Ook tijdens een conversiestap kunnen scheidingsprocessen helpen om de reactie te versnellen of te intensiveren en meer kostenefficiënt te maken. De Wever kijkt hierbij vooral naar membraangebaseerde technieken. ‘In een fermentatieproces kunnen we door membranen in te zetten de concentratie aan bacteriën in de reactor verhogen en daarmee ook de opbrengst. Bij de omzetting van een suikerstroom naar een organisch zuur bijvoorbeeld kunnen we de productiviteit zo vertienvoudigen. Het membraan houdt de bacteriën tegen en je scheidt gelijk het product af in een heldere bacterievrije stroom.’

 

‘Membranen zijn modulair en flexibel inzetbaar’

Door membranen te combineren met (bio)conversieprocessen, kun je gericht een remmend of onstabiel product uit het proces verwijderen, wat leidt tot een verbeterde omzetting.
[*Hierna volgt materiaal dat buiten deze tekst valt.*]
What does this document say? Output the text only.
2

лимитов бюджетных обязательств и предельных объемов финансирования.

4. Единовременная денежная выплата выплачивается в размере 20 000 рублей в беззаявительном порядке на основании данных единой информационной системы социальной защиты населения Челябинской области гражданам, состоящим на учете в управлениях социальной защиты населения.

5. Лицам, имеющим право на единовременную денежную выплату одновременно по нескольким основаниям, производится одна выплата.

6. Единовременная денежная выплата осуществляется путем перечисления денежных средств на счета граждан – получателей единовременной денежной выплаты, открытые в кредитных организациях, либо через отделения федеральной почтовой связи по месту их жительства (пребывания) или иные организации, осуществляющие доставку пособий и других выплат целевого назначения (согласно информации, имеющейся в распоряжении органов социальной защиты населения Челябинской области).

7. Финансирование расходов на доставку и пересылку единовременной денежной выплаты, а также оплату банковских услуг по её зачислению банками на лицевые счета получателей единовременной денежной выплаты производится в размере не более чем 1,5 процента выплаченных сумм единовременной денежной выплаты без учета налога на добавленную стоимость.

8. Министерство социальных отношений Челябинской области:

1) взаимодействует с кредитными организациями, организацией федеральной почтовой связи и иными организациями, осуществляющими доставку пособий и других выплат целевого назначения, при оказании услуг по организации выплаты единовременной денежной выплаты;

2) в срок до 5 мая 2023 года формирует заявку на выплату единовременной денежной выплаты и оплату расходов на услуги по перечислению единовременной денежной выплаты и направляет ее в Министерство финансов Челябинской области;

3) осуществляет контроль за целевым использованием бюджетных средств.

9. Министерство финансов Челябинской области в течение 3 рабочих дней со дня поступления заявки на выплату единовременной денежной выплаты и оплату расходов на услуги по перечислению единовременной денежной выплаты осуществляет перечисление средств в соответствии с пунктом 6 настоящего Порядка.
Deze in situ recovery van het product is bijvoorbeeld interessant voor de biotechnologische productie van butanol, omdat die stof het omzettingsproces remt vanaf een bepaalde concentratie. De Wever: ‘Door butanol continu te onttrekken tijdens de fermentatie blijft de productconcentratie onder het remmende niveau. Dit levert een hogere productiviteit en een geconcentreerde en deels gezuiverde productstroom, wat resulteert in verminderd energieverbruik.’

Volgens De Wever zijn membraangebaseerde technieken modulair en flexibel inzetbaar. ‘Afhankelijk van de gewenste scheiding kies je een andere membraantechnologie. Voor de butanolwinning gebruiken we bijvoorbeeld pervaporatie (een membraanproces dat permeatie en verdamping combineert, red.) met het oog op proces­intensificatie, voor terugwinning van organische zuren, elektrodialyse of membraangebaseerde extractie.’

Zware olie

Twente procestechnologen pakken het anders aan. Zij laten de conversie van biomassa tot bio-olie niet over aan micro-organismen, maar zetten traditiegetrouw in op pyrolyse. Daarbij ondergaat de biomassa een snelle thermische behandeling onder zuurstofloze condities bij 500 °C. ‘Het is een redelijk eenvoudige en laagdrempelige manier om bio-olie voor een lage prijs te verkrijgen’, zegt Jean-Paul Lange, deeltijdhoogleraar chemische bioraffinage aan de UT en principal research chemist bij Shell. ‘Alleen de olie heeft alle vloeken van de wereld qua producteigenschappen; het is een vrij zware, complexe, corrosieve, onstabiele emulsie. En daardoor voornamelijk geschikt als boilerbrandstof om op commerciële schaal stoom en elektriciteit te produceren. We werken hard om dit te verbeteren en nieuwe toepassingen mogelijk te maken.’

Liquefactie is een andere route. In dit geval lost biomassa, bij 300 °C en hoge druk, compleet op in zijn eigen sap, de lichte fractie van bio-olie. Lange: ‘Het resultaat is weer een zware olie, nog zwaarder dan de pyrolyse-olie. Beide routes zijn wel goedkoop, maar de bio-olie is vervolgens weinig waard. De olie kraken in een raffinaderij is lastig en kost veel waterstof en kapitaal. De vraag is: loont het wel? Het product moet waardevol genoeg zijn om voor de fabriek en de verwerking te betalen.’

 

‘Het procesdenken moet nog doordringen bij biomassa­bewerkers’

Biochemicaliën uit lignocellulose produceren kan lucratiever zijn. Maar ook daarvoor is veel werk aan de winkel volgens Lange. ‘Bioraffinaderijen kennen andere uitdagingen dan de petrochemie. Dat begint al met vaste voeding, water als hoofdcomponent voor fermentatie en suiker dat niet thermisch stabiel is’, legt hij uit. ‘Daardoor kunnen we destillatie vaak niet na de primaire conversie gebruiken en moeten we uitwijken naar alternatieve scheidingsmethodes als extractie of absorptie.’

Integraal proces

Volgens Lange kijken chemisch procestechnologen naar het integrale proces en duiken ze niet direct diep in de chemie van de conversie zoals katalytici. Een chemisch aantrekkelijke omzetting kan oninteressant worden als je vervolgens de scheidingsstappen downstream slecht kunt uitvoeren. En (reactie)warmte terugwinnen kan heel belangrijk zijn voor de economische haalbaarheid.

‘Er is geen favoriete techniek om biomassa te lijf te gaan, het hangt geheel af van de biomassabron en het gewenste eindproduct. Het procesdenken moet nog doordringen bij bewerkers van biomassastromen’, benadrukt Lange. ‘Want uiteindelijk moet het economisch haalbaar zijn, anders gaat niemand het doen.’